ヒソカが敵キャラとして優れている理由
週刊少年ジャンプ史上初、不定期連載が許されているマンガHUNTER×HUNTER(笑)
多分に漏れず僕も大ファンだったりします。
初めて読んだのは小学生の頃だったと思うのですが、キャラもストーリーも魅力的で、当時からどっぷりハマっています。
おそらくファンの人気投票などをしても、上位に食い込んでくるのではないでしょうか。
キャラの魅力に関しては、どこに惹かれるかは人それぞれなのはもちろんですが、僕の中でヒソカの魅力に関してひとつだけ持論を持っています。
今回はそのことについてまとめたいと思います。
サスペンスとしての敵キャラ
僕はヒソカの魅力を構成する要因のひとつに、ヒッチコック的な手法を利用したキャラ作りがあると考えています。
サスペンスの王様ヒッチコックは、自身の本の中で、「見知らぬ二人がテーブルに座ってご飯を食べているだけの映像ならただの日常の風景だが、見ている側にテーブルの下には時限爆弾が仕掛けられていると知らせるだけでそれはサスペンスに変わる」みたいなことを書いています(文言は忘れました)
僕はヒソカというキャラクターに関して、これと全く同じ要素が含まれていると思うのです。
ヒソカの登場シーンと読者だけが知る秘密
物語の始めに登場したヒソカは、その後、主人公たちが「念」というHUNTER×HUNTER世界観の主軸となる能力を習得するタイミングで、再び登場しました。

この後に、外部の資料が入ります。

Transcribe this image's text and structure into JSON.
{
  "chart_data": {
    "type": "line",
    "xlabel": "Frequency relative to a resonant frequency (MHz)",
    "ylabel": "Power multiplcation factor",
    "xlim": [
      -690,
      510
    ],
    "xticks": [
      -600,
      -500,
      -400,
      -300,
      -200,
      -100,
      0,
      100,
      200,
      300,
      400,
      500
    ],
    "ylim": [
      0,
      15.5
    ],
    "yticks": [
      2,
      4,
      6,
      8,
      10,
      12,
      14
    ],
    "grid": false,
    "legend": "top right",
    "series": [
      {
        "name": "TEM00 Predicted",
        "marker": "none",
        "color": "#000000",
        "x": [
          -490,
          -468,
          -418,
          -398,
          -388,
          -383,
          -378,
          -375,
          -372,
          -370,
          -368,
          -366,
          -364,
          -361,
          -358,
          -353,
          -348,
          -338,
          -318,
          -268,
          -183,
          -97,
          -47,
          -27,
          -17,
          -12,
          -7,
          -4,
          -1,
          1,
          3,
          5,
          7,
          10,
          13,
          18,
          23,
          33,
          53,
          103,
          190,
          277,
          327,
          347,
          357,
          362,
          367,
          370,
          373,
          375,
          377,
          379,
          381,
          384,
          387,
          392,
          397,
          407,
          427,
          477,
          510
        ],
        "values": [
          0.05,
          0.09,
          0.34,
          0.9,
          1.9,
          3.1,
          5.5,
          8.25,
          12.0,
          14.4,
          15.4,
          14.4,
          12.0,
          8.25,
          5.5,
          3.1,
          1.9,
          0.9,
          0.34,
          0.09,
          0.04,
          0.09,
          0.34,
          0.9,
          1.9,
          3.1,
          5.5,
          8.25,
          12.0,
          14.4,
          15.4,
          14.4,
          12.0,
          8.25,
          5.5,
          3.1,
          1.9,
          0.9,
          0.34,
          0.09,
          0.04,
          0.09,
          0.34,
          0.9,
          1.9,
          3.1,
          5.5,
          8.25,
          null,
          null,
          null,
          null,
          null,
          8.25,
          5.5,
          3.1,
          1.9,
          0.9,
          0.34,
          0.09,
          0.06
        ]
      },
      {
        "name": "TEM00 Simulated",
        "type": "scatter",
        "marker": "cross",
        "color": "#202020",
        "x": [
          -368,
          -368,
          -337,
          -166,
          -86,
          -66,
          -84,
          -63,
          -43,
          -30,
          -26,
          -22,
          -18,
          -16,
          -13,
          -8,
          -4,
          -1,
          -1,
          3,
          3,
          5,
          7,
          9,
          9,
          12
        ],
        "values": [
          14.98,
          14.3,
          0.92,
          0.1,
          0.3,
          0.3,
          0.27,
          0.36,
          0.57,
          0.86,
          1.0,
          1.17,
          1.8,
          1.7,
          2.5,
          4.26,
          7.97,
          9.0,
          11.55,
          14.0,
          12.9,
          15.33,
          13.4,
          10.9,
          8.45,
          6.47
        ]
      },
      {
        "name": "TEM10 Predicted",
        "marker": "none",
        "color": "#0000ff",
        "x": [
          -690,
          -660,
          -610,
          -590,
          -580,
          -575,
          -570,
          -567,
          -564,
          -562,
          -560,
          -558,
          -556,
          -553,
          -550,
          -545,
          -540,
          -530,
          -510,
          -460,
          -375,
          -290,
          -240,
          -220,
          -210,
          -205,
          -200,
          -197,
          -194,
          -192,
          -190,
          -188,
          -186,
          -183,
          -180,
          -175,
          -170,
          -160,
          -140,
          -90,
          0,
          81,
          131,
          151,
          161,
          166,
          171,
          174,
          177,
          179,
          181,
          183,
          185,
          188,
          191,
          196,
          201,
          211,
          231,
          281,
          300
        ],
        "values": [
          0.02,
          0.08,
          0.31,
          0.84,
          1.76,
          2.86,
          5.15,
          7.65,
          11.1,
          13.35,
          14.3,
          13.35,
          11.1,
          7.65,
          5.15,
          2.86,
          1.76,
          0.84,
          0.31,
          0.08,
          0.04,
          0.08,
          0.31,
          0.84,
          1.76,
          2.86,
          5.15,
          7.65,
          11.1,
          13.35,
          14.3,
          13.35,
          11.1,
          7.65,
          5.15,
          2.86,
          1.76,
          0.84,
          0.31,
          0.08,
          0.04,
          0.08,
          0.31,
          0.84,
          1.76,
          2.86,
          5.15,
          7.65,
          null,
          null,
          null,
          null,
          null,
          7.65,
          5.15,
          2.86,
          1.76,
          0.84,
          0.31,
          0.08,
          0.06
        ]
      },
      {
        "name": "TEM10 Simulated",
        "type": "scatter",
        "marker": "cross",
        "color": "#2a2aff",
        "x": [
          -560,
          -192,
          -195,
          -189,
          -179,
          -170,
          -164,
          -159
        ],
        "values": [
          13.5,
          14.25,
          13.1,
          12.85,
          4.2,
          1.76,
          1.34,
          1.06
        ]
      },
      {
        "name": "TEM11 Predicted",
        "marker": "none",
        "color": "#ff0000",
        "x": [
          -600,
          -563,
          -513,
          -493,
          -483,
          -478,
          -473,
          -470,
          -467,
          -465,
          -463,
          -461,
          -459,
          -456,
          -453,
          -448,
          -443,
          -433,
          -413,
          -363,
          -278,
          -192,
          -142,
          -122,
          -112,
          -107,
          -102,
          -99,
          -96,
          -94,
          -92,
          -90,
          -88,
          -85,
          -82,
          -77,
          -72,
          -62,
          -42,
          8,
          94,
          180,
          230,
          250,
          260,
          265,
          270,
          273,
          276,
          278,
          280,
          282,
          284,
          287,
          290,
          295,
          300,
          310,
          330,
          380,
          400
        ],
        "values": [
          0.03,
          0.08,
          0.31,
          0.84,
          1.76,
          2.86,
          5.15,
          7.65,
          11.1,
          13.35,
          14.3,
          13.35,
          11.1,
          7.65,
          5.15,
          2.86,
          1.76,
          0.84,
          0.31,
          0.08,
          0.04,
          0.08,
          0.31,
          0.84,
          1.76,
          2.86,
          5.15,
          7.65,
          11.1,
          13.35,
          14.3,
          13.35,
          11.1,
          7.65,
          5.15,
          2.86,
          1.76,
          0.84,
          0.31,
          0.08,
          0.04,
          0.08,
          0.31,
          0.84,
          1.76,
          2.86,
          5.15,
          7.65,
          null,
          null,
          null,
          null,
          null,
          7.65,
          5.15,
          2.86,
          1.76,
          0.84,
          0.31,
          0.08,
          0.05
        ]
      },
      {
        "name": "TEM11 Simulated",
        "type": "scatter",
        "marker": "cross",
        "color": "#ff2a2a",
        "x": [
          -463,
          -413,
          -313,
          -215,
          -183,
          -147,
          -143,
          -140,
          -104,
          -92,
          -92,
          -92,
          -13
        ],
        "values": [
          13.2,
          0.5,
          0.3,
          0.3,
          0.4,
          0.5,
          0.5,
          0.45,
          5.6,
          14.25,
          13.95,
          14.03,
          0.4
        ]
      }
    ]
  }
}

その時にヒソカの仲間であるマチという女性が戦いを解説するという体でヒソカの念能力を紹介するのですが、これがまさにヒッチコックが説明するサスペンスの手法になっているのです。
ヒソカには①伸縮自在の愛(バンジーガム)という能力と②薄っぺらな嘘(ドッキリテクスチャー)という2つの能力があります。
これは上に書いた場面で明らかにされています。
しかし、ここで注目したいのは、この2つの能力のうち、②のドッキリテクスチャーは、技の解説をしたマチと読者以外、作中の誰もその能力の存在を知らないのです。
そしてこの場面以降、敵として登場するときや主人公の見方として登場するときなど、ヒソカは登場するたびに、この能力を何度も使って様々な場面を切り抜けていきます。
しかしそのことはそこに出てきた人物は知らないのです。
読んでいる僕たちは、ここに何とも言えないドキドキ感を覚えます。
ヒソカというキャラクターは、物語の序盤で読者だけに隠れた技を明かすことで、以来登場するたびに読者と悪巧みの共犯関係を結ぶことになります。
それにより敵も味方も翻弄されることになるのですが、その読者とヒソカだけの秘密であるドッキリテクスチャーを使って上手くやろうとすることに対して、僕たちはこれでやりきるんだという、何とも言えないスリルを覚えるわけです。
まさにこのドキドキ感はヒッチコックがサスペンスの手法と言ったのと同じ方法です。
このような共犯関係を結んでいるため、僕たちはヒソカが出てくるたびについつい惹かれてしまうし、ドッキリテクスチャーを使うたびに妙な興奮を覚える。
ヒソカの魅力のひとつはこうした、作者の設計にあるのかなと思います。
そして、こういう設計を自然と忍ばせる作者の冨樫さんはやっぱり凄いなと思うわけです。
登場人物のどこに魅力を感じるのかなんて人それぞれですが、僕はヒソカに関して、ひとつこの部分が大きいと思っています。